A difícil arte de se desvencilhar de um cão abandonado


Venerados defensores dos animais, sem execuções sumárias, per favore.

Não é nada disso, Luisa Mell. Abaixo a presunção, cara apresentadora!

Mas venhamos e convenhamos, quem nunca foi seguido por um cão abandonado que atire o primeiro osso nesse pobre cronista mambembe.

Pois bem, caro zoólogo que me lê: uma ingênua ida à padaria e na volta sente no encalço um desprezado mamífero doméstico da família dos canídeos.

Você se derretendo pelo bicho, feito manteiga de garrafa e num átimo lembra-se de um pequeno detalhe: como abrigará o pobre cão na exígua quitinete?

"Não há como", reitero silenciosamente ao meu lado altruísta.

O meu lado bom insiste, mas eu nego, para deleite do lado mal.

Ignoro o embate maniqueísta e sigo nesta longa estrada vida.

Ensaio uma leve trote para desvencilhar do cão e a pobre criatura interpreta como uma brincadeira.
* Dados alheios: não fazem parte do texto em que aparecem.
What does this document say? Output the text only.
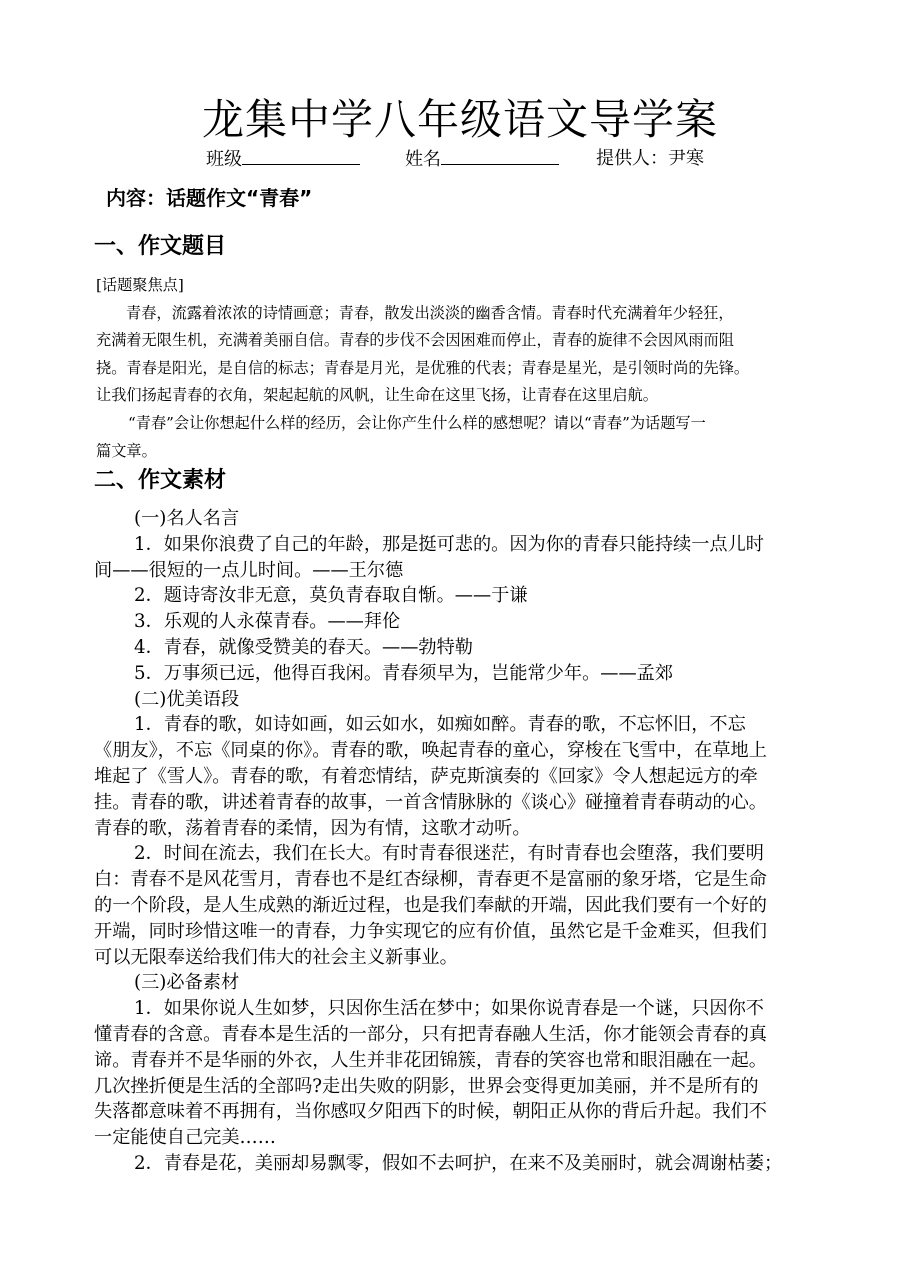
龙集中学八年级语文导学案
班级	姓名	提供人：尹寒
内容：话题作文“青春”
一、作文题目
[话题聚焦点]
青春，流露着浓浓的诗情画意；青春，散发出淡淡的幽香含情。青春时代充满着年少轻狂，
充满着无限生机，充满着美丽自信。青春的步伐不会因困难而停止，青春的旋律不会因风雨而阻
挠。青春是阳光，是自信的标志；青春是月光，是优雅的代表；青春是星光，是引领时尚的先锋。
让我们扬起青春的衣角，架起起航的风帆，让生命在这里飞扬，让青春在这里启航。
“青春”会让你想起什么样的经历，会让你产生什么样的感想呢？请以“青春”为话题写一
篇文章。
二、作文素材
(一)名人名言
1．如果你浪费了自己的年龄，那是挺可悲的。因为你的青春只能持续一点儿时
间——很短的一点儿时间。——王尔德
2．题诗寄汝非无意，莫负青春取自惭。——于谦
3．乐观的人永葆青春。——拜伦
4．青春，就像受赞美的春天。——勃特勒
5．万事须已远，他得百我闲。青春须早为，岂能常少年。——孟郊
(二)优美语段
1．青春的歌，如诗如画，如云如水，如痴如醉。青春的歌，不忘怀旧，不忘
《朋友》，不忘《同桌的你》。青春的歌，唤起青春的童心，穿梭在飞雪中，在草地上
堆起了《雪人》。青春的歌，有着恋情结，萨克斯演奏的《回家》令人想起远方的牵
挂。青春的歌，讲述着青春的故事，一首含情脉脉的《谈心》碰撞着青春萌动的心。
青春的歌，荡着青春的柔情，因为有情，这歌才动听。
2．时间在流去，我们在长大。有时青春很迷茫，有时青春也会堕落，我们要明
白：青春不是风花雪月，青春也不是红杏绿柳，青春更不是富丽的象牙塔，它是生命
的一个阶段，是人生成熟的渐近过程，也是我们奉献的开端，因此我们要有一个好的
开端，同时珍惜这唯一的青春，力争实现它的应有价值，虽然它是千金难买，但我们
可以无限奉送给我们伟大的社会主义新事业。
(三)必备素材
1．如果你说人生如梦，只因你生活在梦中；如果你说青春是一个谜，只因你不
懂青春的含意。青春本是生活的一部分，只有把青春融人生活，你才能领会青春的真
谛。青春并不是华丽的外衣，人生并非花团锦簇，青春的笑容也常和眼泪融在一起。
几次挫折便是生活的全部吗?走出失败的阴影，世界会变得更加美丽，并不是所有的
失落都意味着不再拥有，当你感叹夕阳西下的时候，朝阳正从你的背后升起。我们不
一定能使自己完美……
2．青春是花，美丽却易飘零，假如不去呵护，在来不及美丽时，就会凋谢枯萎；
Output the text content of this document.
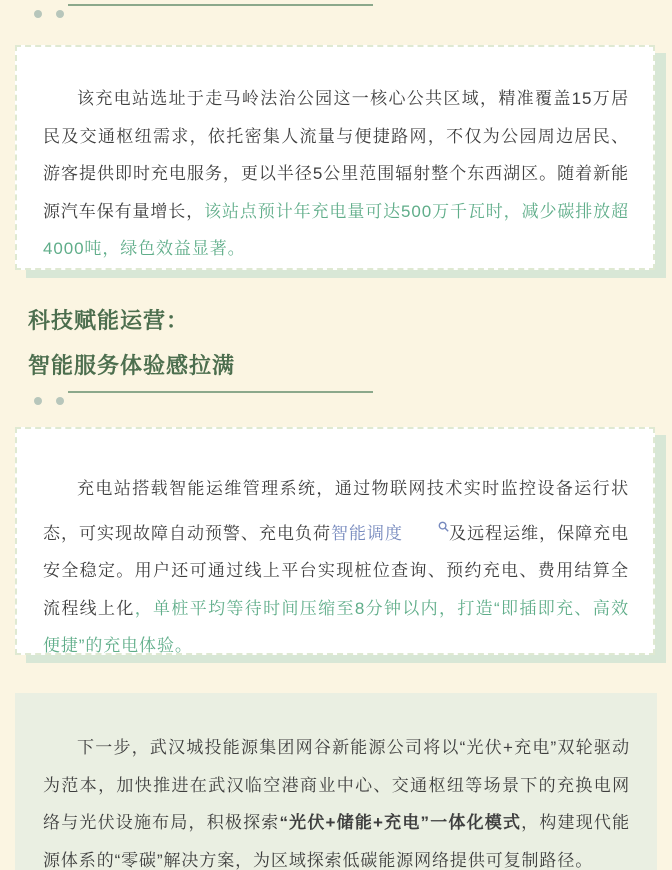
该充电站选址于走马岭法治公园这一核心公共区域，精准覆盖15万居民及交通枢纽需求，依托密集人流量与便捷路网，不仅为公园周边居民、游客提供即时充电服务，更以半径5公里范围辐射整个东西湖区。随着新能源汽车保有量增长，该站点预计年充电量可达500万千瓦时，减少碳排放超4000吨，绿色效益显著。

科技赋能运营：
智能服务体验感拉满

充电站搭载智能运维管理系统，通过物联网技术实时监控设备运行状态，可实现故障自动预警、充电负荷智能调度	及远程运维，保障充电安全稳定。用户还可通过线上平台实现桩位查询、预约充电、费用结算全流程线上化，单桩平均等待时间压缩至8分钟以内，打造“即插即充、高效便捷”的充电体验。

下一步，武汉城投能源集团网谷新能源公司将以“光伏+充电”双轮驱动为范本，加快推进在武汉临空港商业中心、交通枢纽等场景下的充换电网络与光伏设施布局，积极探索“光伏+储能+充电”一体化模式，构建现代能源体系的“零碳”解决方案，为区域探索低碳能源网络提供可复制路径。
Chega balançar o rabo de alegria.

Arfando como um atleta senil, fruto dos quilos a mais, ainda sou ofendido por um transeunte.

"Por isso que a rua está desse jeito! Traz o cachorro e não recolhe a merda. Olha só o que ele está fazendo!".

Esboço um contra-ataque, argumentando que não é meu o cachorro e ouço uma réplica mais agressiva:

"Além do mais o fidumaégua não assume a sua própria criação".

Penso em dar um basta na situação, mas nisso já são mais de três pessoas que estão revoltadas. Uma comentando com a outra. A história se transfigura. Mais deturpada que capa da Veja.

O cão se assumindo como propriedade minha, começa ganir para o grupo.

Eu, "mais sem graça que a top-model magrela na passarela", desisto da contenda e me afasto.

Tem razão, poeta, "caminhante, são teus passos, o caminho e nada mais; caminhante, não há caminho, faz-se caminho ao andar. Ao andar se faz caminho, e ao voltar a vista atrás se vê a senda que nunca se voltará a pisar. Caminhante, não há caminho, mas sulcos de escuma ao mar".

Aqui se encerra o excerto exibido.